The Mandelbaum framework
The U.S. Tax Court decision in Mandelbaum v. Commissioner (1995) established the framework of ten qualitative factors for DLOM justification. Although originating in U.S. tax context, its adoption by international valuation practice has made it a reference also in Brazil: implicitly incorporated in arbitral reports and CVM opinions.
The ten Mandelbaum factors:
- Prior sales history of the valued interest
- Dividend distribution policy
- Nature of the company, its history and position in the industry
- Economic outlook of the company and the sector
- Quality of management
- Total outstanding shares or quotas and their relative size
- Cost and probability of an eventual IPO
- Contractual restrictions on transfer
- Preferential rights and protections established in articles of incorporation
- Existence of redemption rights or put options
The factors function as a justification checklist: each one increases or reduces the applicable DLOM. They are not numerical weights, but qualitative anchoring for the final range.
The Finnerty model
Purely qualitative Mandelbaum reasoning coexists with quantitative models based on option pricing. The Finnerty model (2002 and subsequent updates) is the most widely accepted in professional valuation practice. It models DLOM as the price of a put option at the arithmetic average price: economically replicating the cost of being unable to sell the interest at any time during the restriction period.
The model has three critical inputs:
- Volatility of the underlying asset: proxy via publicly traded comparables
- Expected restriction period: reasonable time until the interest can be disposed of
- Risk-free rate: equivalent-term NTN-B in the Brazilian context
Practical limitation: the Finnerty model produces a maximum DLOM of ~32.3% regardless of volatility. For very high-volatility situations: startups, distressed companies: other models (Longstaff, Chaffee) or empirical restricted stock studies are more appropriate.
Brazilian practice
Application in Brazil faces three peculiarities:
- Limited local empirical base: the main restricted stock studies (Stout, Pluris, FMV) are American. There is no Brazilian equivalent with comparable statistical mass. Practice resorts to analogical calibration: defensible but contestable.

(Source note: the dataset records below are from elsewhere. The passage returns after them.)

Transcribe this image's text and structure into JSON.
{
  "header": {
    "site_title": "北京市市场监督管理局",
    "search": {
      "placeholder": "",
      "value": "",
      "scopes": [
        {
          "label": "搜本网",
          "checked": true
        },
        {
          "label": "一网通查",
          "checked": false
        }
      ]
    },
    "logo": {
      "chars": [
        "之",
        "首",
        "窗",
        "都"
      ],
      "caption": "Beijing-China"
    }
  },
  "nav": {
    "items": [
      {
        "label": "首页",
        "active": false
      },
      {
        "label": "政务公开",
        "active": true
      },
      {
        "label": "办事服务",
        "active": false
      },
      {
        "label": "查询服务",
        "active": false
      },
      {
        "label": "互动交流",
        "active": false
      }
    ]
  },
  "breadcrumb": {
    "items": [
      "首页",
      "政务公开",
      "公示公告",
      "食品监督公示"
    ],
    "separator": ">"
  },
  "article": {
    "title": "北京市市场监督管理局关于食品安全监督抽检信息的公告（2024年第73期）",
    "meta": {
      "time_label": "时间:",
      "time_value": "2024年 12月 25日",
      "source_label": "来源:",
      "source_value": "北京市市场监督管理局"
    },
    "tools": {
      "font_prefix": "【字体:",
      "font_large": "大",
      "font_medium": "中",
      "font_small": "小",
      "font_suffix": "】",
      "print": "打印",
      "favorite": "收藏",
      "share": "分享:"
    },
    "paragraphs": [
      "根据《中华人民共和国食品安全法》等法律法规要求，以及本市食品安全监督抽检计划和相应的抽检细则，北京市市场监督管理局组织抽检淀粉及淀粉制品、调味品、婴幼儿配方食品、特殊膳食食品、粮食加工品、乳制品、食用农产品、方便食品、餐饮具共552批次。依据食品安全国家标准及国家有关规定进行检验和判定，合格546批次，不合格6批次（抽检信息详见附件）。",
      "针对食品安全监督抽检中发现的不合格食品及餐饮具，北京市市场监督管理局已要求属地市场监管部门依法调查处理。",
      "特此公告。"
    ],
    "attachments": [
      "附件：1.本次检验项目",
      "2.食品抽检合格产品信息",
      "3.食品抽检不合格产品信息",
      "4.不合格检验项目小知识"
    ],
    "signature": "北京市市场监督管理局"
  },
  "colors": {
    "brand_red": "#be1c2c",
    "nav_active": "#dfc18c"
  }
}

- CVM position and jurisprudence: the CVM has not issued specific regulation on DLOM/DLOC. In reports for tender offers (CVM Resolution 85), usual practice avoids significant discounts, positioning value closer to "controlling marketable." In private disputes in arbitration, there is greater room for rigorous application.
- Brazilian Corporations Law and withdrawal rights (art. 45): apportionment of equity at economic value does not require explicit DLOM, but the underlying DCF methodology may incorporate it implicitly via discount rate. Recurring methodological discussion in shareholder arbitrations.
Methodological recommendation
In valuation mandates for shareholder disputes, the defensible approach combines three layers: (i) qualitative justification by the ten Mandelbaum factors, with case-by-case evaluation of each factor in the company's context; (ii) quantitative anchoring by Finnerty or equivalent model, with volatility calibrated by market comparables and realistic restriction period; and (iii) explicit sensitivity of results to reasonable DLOM and DLOC ranges.
Methodological transparency is the primary defense asset in cross-examination: the arbitrator or judge needs to understand why the chosen number is reasonable. Black-box models or numbers without open justification do not survive contradictory proceedings.